Within hours after taking office, President George W. Bush managed to raise the ire of environmentalists with an executive order that temporarily stalls some new regulations, including new diesel emissions rules
issued by the U.S. Environmental Protection Agency last December.
On Saturday, White House Chief of Staff Andrew Card Jr. instructed the Government Printing Office to halt publication of any new rules in the Federal Register and issued a 60-day stay on rules that have been published but haven't yet taken effect.
Such regulatory reviews are common for new administrations, but Bush has voiced concern over many of the changes President Clinton implemented in the last days of his presidency. Bush's nominee for EPA administrator, New Jersey Gov. Christine Todd Whitman, said in confirmation hearings that they would review the clean diesel rule.

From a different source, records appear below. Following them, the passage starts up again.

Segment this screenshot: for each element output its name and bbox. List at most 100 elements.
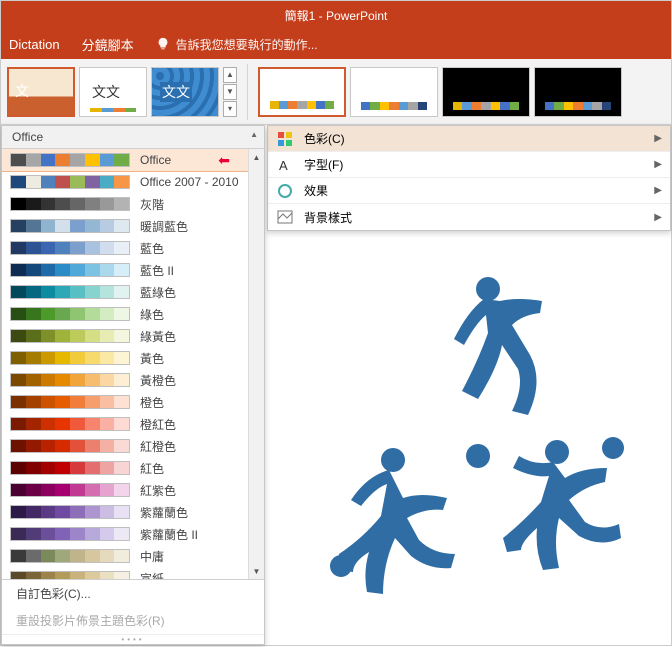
scroll-down-button[interactable]: ▼: [249, 563, 264, 579]
theme-thumb[interactable]: 文文: [79, 67, 147, 117]
variant-gallery: [258, 67, 622, 117]
color-scheme-item[interactable]: 紫蘿蘭色: [2, 501, 264, 523]
color-scheme-item[interactable]: 黃色: [2, 347, 264, 369]
chevron-right-icon: ▶: [654, 212, 662, 223]
color-scheme-item[interactable]: 宣紙: [2, 567, 264, 579]
ribbon-tabs: Dictation 分鏡腳本 告訴我您想要執行的動作...: [1, 29, 671, 59]
color-scheme-item[interactable]: 藍色: [2, 237, 264, 259]
menu-colors[interactable]: 色彩(C) ▶: [268, 126, 670, 152]
color-scheme-label: 紫蘿蘭色 II: [140, 526, 198, 543]
scrollbar: ▲ ▼: [248, 149, 264, 579]
color-scheme-label: 紫蘿蘭色: [140, 504, 188, 521]
dropdown-footer: 自訂色彩(C)... 重設投影片佈景主題色彩(R): [2, 579, 264, 634]
reset-theme-colors: 重設投影片佈景主題色彩(R): [2, 607, 264, 634]
menu-background-styles[interactable]: 背景樣式 ▶: [268, 204, 670, 230]
tab-dictation[interactable]: Dictation: [9, 37, 60, 52]
variant-thumb[interactable]: [350, 67, 438, 117]
color-swatch-strip: [10, 505, 130, 519]
color-scheme-item[interactable]: 灰階: [2, 193, 264, 215]
color-scheme-label: 中庸: [140, 548, 164, 565]
basketball-players-graphic: [288, 261, 648, 621]
color-scheme-dropdown: Office ▲ Office⬅Office 2007 - 2010灰階暖調藍色…: [1, 125, 265, 645]
variant-thumb[interactable]: [258, 67, 346, 117]
theme-thumb[interactable]: 文文: [151, 67, 219, 117]
color-scheme-label: 綠黃色: [140, 328, 176, 345]
theme-gallery: 文 文文 文文 ▲ ▼ ▾: [7, 67, 237, 117]
custom-colors[interactable]: 自訂色彩(C)...: [2, 580, 264, 607]
separator: [247, 64, 248, 120]
color-scheme-label: 宣紙: [140, 570, 164, 580]
color-scheme-label: 橙色: [140, 394, 164, 411]
color-swatch-strip: [10, 285, 130, 299]
variant-thumb[interactable]: [534, 67, 622, 117]
color-scheme-item[interactable]: 橙紅色: [2, 413, 264, 435]
menu-label: 背景樣式: [304, 209, 352, 226]
background-icon: [276, 208, 294, 226]
color-scheme-label: 灰階: [140, 196, 164, 213]
color-swatch-strip: [10, 395, 130, 409]
menu-fonts[interactable]: A 字型(F) ▶: [268, 152, 670, 178]
chevron-right-icon: ▶: [654, 133, 662, 144]
scrollbar-track[interactable]: [249, 165, 264, 563]
variant-thumb[interactable]: [442, 67, 530, 117]
tell-me-placeholder: 告訴我您想要執行的動作...: [176, 36, 318, 53]
color-scheme-item[interactable]: 紅色: [2, 457, 264, 479]
color-scheme-item[interactable]: 中庸: [2, 545, 264, 567]
color-scheme-label: 黃色: [140, 350, 164, 367]
ribbon-body: 文 文文 文文 ▲ ▼ ▾: [1, 59, 671, 125]
color-scheme-item[interactable]: 綠色: [2, 303, 264, 325]
color-scheme-list: Office⬅Office 2007 - 2010 灰階暖調藍色藍色藍色 II藍綠…: [2, 149, 264, 579]
color-scheme-label: 暖調藍色: [140, 218, 188, 235]
color-swatch-strip: [10, 329, 130, 343]
effects-icon: [276, 182, 294, 200]
scroll-down-button[interactable]: ▼: [223, 84, 237, 100]
lightbulb-icon: [156, 37, 170, 51]
color-swatch-strip: [10, 241, 130, 255]
color-swatch-strip: [10, 527, 130, 541]
dropdown-header-label: Office: [12, 130, 43, 144]
color-scheme-item[interactable]: 橙色: [2, 391, 264, 413]
color-swatch-strip: [10, 571, 130, 579]
color-swatch-strip: [10, 153, 130, 167]
color-swatch-strip: [10, 197, 130, 211]
color-scheme-label: 藍色: [140, 240, 164, 257]
menu-effects[interactable]: 效果 ▶: [268, 178, 670, 204]
color-scheme-item[interactable]: 暖調藍色: [2, 215, 264, 237]
color-scheme-item[interactable]: Office 2007 - 2010: [2, 171, 264, 193]
color-scheme-item[interactable]: 紫蘿蘭色 II: [2, 523, 264, 545]
tell-me-search[interactable]: 告訴我您想要執行的動作...: [156, 36, 318, 53]
annotation-arrow-icon: ⬅: [218, 152, 230, 169]
color-scheme-item[interactable]: 藍綠色: [2, 281, 264, 303]
color-scheme-item[interactable]: 紅橙色: [2, 435, 264, 457]
slide-canvas: [267, 237, 669, 645]
svg-text:A: A: [279, 158, 288, 173]
menu-label: 色彩(C): [304, 130, 345, 147]
window-title: 簡報1 - PowerPoint: [285, 7, 388, 24]
color-swatch-strip: [10, 351, 130, 365]
color-swatch-strip: [10, 439, 130, 453]
color-scheme-item[interactable]: 黃橙色: [2, 369, 264, 391]
color-swatch-strip: [10, 307, 130, 321]
resize-grip[interactable]: ••••: [2, 634, 264, 644]
theme-thumb[interactable]: 文: [7, 67, 75, 117]
color-scheme-label: 橙紅色: [140, 416, 176, 433]
tab-storyboard[interactable]: 分鏡腳本: [82, 35, 134, 54]
color-scheme-label: 綠色: [140, 306, 164, 323]
color-scheme-item[interactable]: 紅紫色: [2, 479, 264, 501]
color-swatch-strip: [10, 175, 130, 189]
color-scheme-item[interactable]: Office⬅: [2, 149, 264, 171]
main-area: 色彩(C) ▶ A 字型(F) ▶ 效果 ▶ 背景樣式 ▶ Office ▲ O…: [1, 125, 671, 647]
color-scheme-label: 黃橙色: [140, 372, 176, 389]
scroll-up-button[interactable]: ▲: [249, 149, 264, 165]
chevron-right-icon: ▶: [654, 159, 662, 170]
scroll-up-button[interactable]: ▲: [223, 67, 237, 83]
dropdown-header: Office ▲: [2, 126, 264, 149]
color-scheme-item[interactable]: 綠黃色: [2, 325, 264, 347]
color-scheme-label: 紅紫色: [140, 482, 176, 499]
chevron-up-icon: ▲: [250, 130, 258, 139]
color-scheme-item[interactable]: 藍色 II: [2, 259, 264, 281]
expand-gallery-button[interactable]: ▾: [223, 101, 237, 117]
variant-flyout-menu: 色彩(C) ▶ A 字型(F) ▶ 效果 ▶ 背景樣式 ▶: [267, 125, 671, 231]
font-icon: A: [276, 156, 294, 174]
theme-gallery-spinner: ▲ ▼ ▾: [223, 67, 237, 117]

The Clean Air Trust quickly released a statement warning of dire consequences to public health if the diesel rule is delayed. "Given the massive health benefits of the diesel cleanup, it would be a terrible blunder for the new administration to weaken or delay these new standards," said Frank O'Donnell, executive director.
It isn't clear what changes Bush can make to rules that have already been issued. The 60-day stay will push the effective date of the diesel rule to June, but most of its provisions don’t take effect until 2006. New rules that have already taken effect, such as the controversial ergonomics standard issued late last year by the Occupational Safety and Health Administration, are supposedly out of Bush's reach.